(Invited) Challenges with Quantum Chemistry-Based Screening of Electrochemical Stability of Lithium Battery Electrolytes

Thursday, October 15, 2015: 08:00
101-B (Phoenix Convention Center)
O. Borodin (U.S. Army Research Laboratory), M. Olguin, C. Spear, K. Leiter (US Army Research Laboratory), J. Knap, G. Yushin (Georgia Institute of Technology), A. Childs (US Army Research Laboratory), and K. Xu (Center for Research on Extreme Batetries)
Development of novel electrolytes and additives for lithium batteries would greatly benefit from high throughput screening of key electrolyte properties such as reduction and oxidation stability and initial decomposition reactions. The computational framework for screening electrolyte first and second reduction and oxidation potentials and initial decomposition reactions is reported. An initial set of ~1000 modified carbonate, phosphate and sulfone-based molecules was screened using density functional theory calculations. The isolated molecules were surrounded by implicit solvent during screening. Analysis of this initial test set has provided insight into the importance of reorganization energy on the oxidation and reduction potentials and the relationship between the second and first reduction and oxidation potentials. However, screening of isolated molecules was found to often miss a number of important electrochemical reactions. For example, H-abstraction reaction during electrolyte oxidation significantly decreased the oxidation stability of carbonates, phosphates and sulfone-based solvents.1 Such reactions were found to be ubiquitous in a number of electrolyte classes. Interestingly, oxidation reactions concerted with the H-abstraction reactions tend to have a significantly higher reorganization energy than the electrolyte oxidation reactions that do not exhibit H-transfer suggesting that such reactions tend to have a significantly lower rate and could often be overlooked.

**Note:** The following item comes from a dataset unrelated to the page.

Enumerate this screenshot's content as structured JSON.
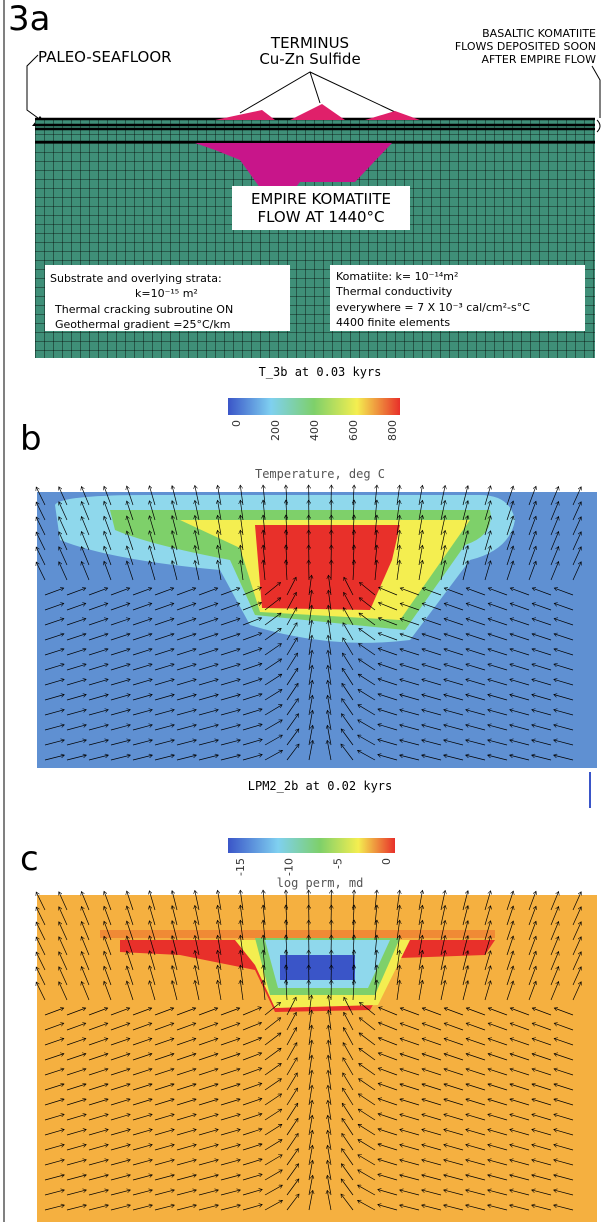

Our results suggest that the minimal system for the examination of electrolyte oxidation stability should consist of a cluster containing two solvent molecules and an anion. While screening such clusters is computationally expensive it results in a much more realistic picture than the screening of isolated solvents and anions and leads to an improved agreement with the experimentally measured electrolyte electrochemical stabilities. Interestingly, the initial oxidation reactions of ethylene carbonate and dimethyl carbonate at the surface of the completely de-lithiated Ni0.5Mn1.5O4 high voltage cathode were found to be similar to reactions occurring in electrolyte clusters, highlighting the potential similarity between electrolyte oxidation on inert electrodes and active LiNi0.5Mn1.5O4 cathode.

Analogously, the formation of lithium fluoride (LiF) or solvent decomposition during reduction of semifluorinated solvents and anions was found to shift the electrochemical potential by as much as 1.5-2 V. Thus, inclusion of lithium in the model electrolyte cluster and consideration of the low barrier reactions within the computational methodology is important and could decrease the electrochemical stability window of electrolytes by as much as 3.5 V compared to a procedure that focuses on the isolated compounds surrounded by implicit solvent. Quantum chemistry study of the concentrated LiFSI-based electrolyte reduction presents an interesting example, when examination of the low rate reduction reaction resulted in LiF and Li-F-Li formation and predicted reduction stability of DME-LiFSI electrolyte around 1.6-2.4 V vs. Li/Li+.2 Quantum chemistry predictions were found to be in good agreement with CV measurements for this electrolyte and revealed initial reactions leading to the formation of a stable passivation layer on electrodes.2


1.            O. Borodin, W. Behl and T. R. Jow, J. Phys. Chem. C, 117, 8661 (2013).

2.            H. Kim, F. Wu, J. T. Lee, N. Nitta, H.-T. Lin, M. Oschatz, W. I. Cho, S. Kaskel, O. Borodin and G. Yushin, Adv. Energ. Mater., 5, 1401792 (2015).